Hi Oliver,
many many thanks for your help and your explanation.
I really appreciated it.
The reason why I was asking your support is the following one.
I will try to describe my environment and my needs.
Environment
One year ago, I created a CYLC server virtual machine with these two IP addresses:
192.168.118.37 (for standard communication between cylc client and server)
172.16.0.37 (for admin management purposes)
From the CYLC server, I can submit cylc suites, without any issues, against an LSF cluster login node named “zeus03”.
“zeus03” have these two IP addresses:
192.168.118.13 (for standard communication between cylc client and server)
172.16.0.13 (for admin management purposes)
The cylc client (login node) /etc/hosts file contains these two lines:
192.168.118.13 zeus03
172.16.0.13 login3
login3 and zeus3 represents the same login node
Problem description
The submission request is sent from CYCL server to login3 via 192.168.118.0/24 network.

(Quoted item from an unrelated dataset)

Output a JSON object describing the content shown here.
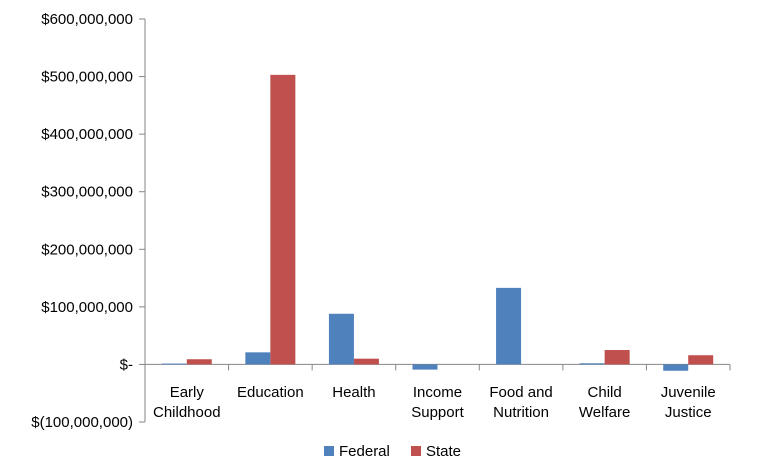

If I specify host=zeus03 in the [suite host self-identification] section of global.rc file, I can see the correct IP mentioned in the command line output provided by “cylc run test-suite”:
"*** listening on https: zeus03:43063***”
If I remove host info in the [suite host self-identification] section of global.rc file, I can’t see the correct IP mentioned in the command line output provided by “cylc run test-suite”:
"*** listening on https: login3:43063***”
So, the use of the suite host self-identification helped me to see in the output message the correct IP (zeus03 - 192.168.118.13) defined on the communication network I prefer.
Now, due to the additional login node (zeus02), I need to do the same thing for both the nodes or remove the host info from the [suite host self-identification] at all (returning to the old issue I described above).
In your opinion, do you think that the second solution can be dangerous for the communication between cylc client and server?